First of all, Kaylyn said some very useful things. Why are the “I’s” not capitalized? It just looks bad the way it is. Beginning of sentences NEED to be capitalized. I know you know that. Everyone knows that, and not doing that was just lazy on your part^^. Without those, someone might have written the best story ever, but I’d still not read it.
I know that the contents count also. I know that. But sometimes visuals can really put off. Might seem unfair, but it’s true, and with both the visuals and grammars correct, the story is much easier to read for a critiquer.
So, don’t take it to hard on yourself. That must be said, and that must be corrected. It won’t be either hard or time consuming, so you’ll be able to do that pretty quickly. Feel free to ask me, or anyone, really, if you have any problems with that.
Typos… There’s a spell check when you post.
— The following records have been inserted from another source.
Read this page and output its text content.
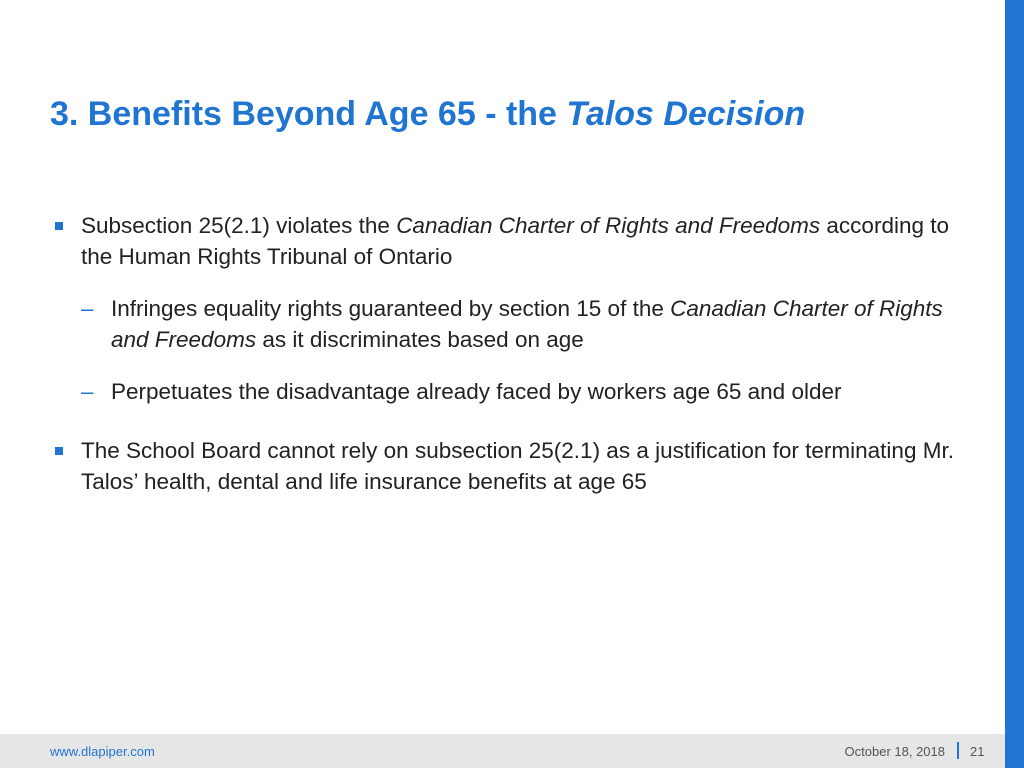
3. Benefits Beyond Age 65 - the Talos Decision
Subsection 25(2.1) violates the Canadian Charter of Rights and Freedoms according to the Human Rights Tribunal of Ontario
– Infringes equality rights guaranteed by section 15 of the Canadian Charter of Rights and Freedoms as it discriminates based on age
– Perpetuates the disadvantage already faced by workers age 65 and older
The School Board cannot rely on subsection 25(2.1) as a justification for terminating Mr. Talos’ health, dental and life insurance benefits at age 65
www.dlapiper.com	October 18, 2018 21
Press that. Typos are easy to make, and are a bit of a nuisance. Be careful with those. But again, they can easily be taken care of. So no problems with that - just do it.
Posting - It’s okay if you post everything in one post; it even might be better. That way, the reader won’t get de-concentrated from your story? You don’t want that (: If you want to add something to a post already made, press “Edit”.
So, you do that. Might take you 5, 10 minutes, if that, and it’ll do wonders to your story.
Yes, I know I focused more on the technical side of you story, but that’s the part that needed it most. So, clean that up, and then PM me if the edited version will be out (: If you want, of course.
Thanks for posting,
Esme
P.S. You have a very pretty username (:
thanks kaylyn
yh it was first type so spelling is gonna b a problem lol
and there will be more coming
x
Here goes:
Capitilize your I's and the beginning of your sentances.
Mind that you spell things correctly and review your post for any mistakes(like hitting the wrong key typing.)
Other than that keep up the good work, I liked the story, and I hope to see more.